Children growing up in Greece, New York, will know about the legacy of Marine Lance Corporal Brian K. Schramm whenever they visit their local post office. On Saturday August 29, 2009, Congressman Christopher John Lee dedicated the post office to the 22-year old local hero who was killed October 15, 2004, by enemy action in Babil province, Iraq. When they attend Greece Olympia High School, they can compete for a scholarship awarded each year in his name. The school presents the Brian Schramm Service Above Self Memorial Scholarship to a student who demonstrates a solid work ethic, community spirit, and college potential.

English teacher Donna Murano established the scholarship in Schramm’s memory. “I thought this would be a positive way to remember Brian,” Murano said. “This is something that would’ve pleased him. This is exactly who he was. He placed others’ needs before his own.”

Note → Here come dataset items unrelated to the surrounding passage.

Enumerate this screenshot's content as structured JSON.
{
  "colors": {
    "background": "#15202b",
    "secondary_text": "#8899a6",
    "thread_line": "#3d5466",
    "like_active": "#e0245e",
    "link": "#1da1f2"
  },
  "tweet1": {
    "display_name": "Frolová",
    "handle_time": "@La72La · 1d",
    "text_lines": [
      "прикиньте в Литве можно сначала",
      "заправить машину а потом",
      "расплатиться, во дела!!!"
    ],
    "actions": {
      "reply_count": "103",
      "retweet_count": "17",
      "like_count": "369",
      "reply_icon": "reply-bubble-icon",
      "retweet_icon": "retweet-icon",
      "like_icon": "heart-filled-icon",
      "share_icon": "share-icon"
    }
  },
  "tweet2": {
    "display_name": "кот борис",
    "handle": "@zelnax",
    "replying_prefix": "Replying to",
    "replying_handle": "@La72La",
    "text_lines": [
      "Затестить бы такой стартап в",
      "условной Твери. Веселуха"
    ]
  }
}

“He was the most genuine person you’d ever meet in your entire life,” said friend Jon Zodarecky, who graduated from high school with Brian in 2001 and later enlisted in the Army. Marine Lance Corporal Nathan Clarke, who had been Brian’s friend since kindergarten and spent a summer with him as a high school exchange student in Germany, was granted a highly unusual 10-day leave from deployment in Djibouti to attend the funeral of his best friend. “Nathan still can’t get over Brian being gone,” his father said. “He wondered, ‘Why me, what have I done to deserve this?’ Where he is in Africa is not a hotbed and they’re thinking all the time about their brother Marines in Iraq getting hammered and taking casualties.”

Lance Corporal Schramm was on his second tour in Iraq, assigned to Company B, Battalion Landing Team, 1st Battalion, 2nd Marine Regiment, 24th Marine Expeditionary Unit based at Camp Lejeune, North Carolina. He died from shrapnel wounds suffered during a major offensive to quell insurgents in Babil province. He was serving his second tour of duty in the country.

Keith Schramm said his son decided as a youngster that he wanted to become a Marine. “It was a lifelong dream,” he said. “He’s my hero. He knew so clearly what he wanted to do and he did it.” Mr. Schramm had hoped his son’s second tour would not stretch out extensively. “They told him a year,” he said. “We were hoping he’d come home sooner. But not this way.”

Brian’s father and his mother, Maryellen Schramm, worked with two other Gold Star families who had lost sons in the Army, to help create the Army Strong Community Center in Rochester, N.Y. On September 12, 2009, Army Reserve Chief Lieutenant General Jack C. Stultz honored the sacrifices of all three men at the ribbon-cutting ceremony for the first community-based center of its kind. It is resourced and staffed to deliver military families the information, services and support they would have to drive to a major military base to find.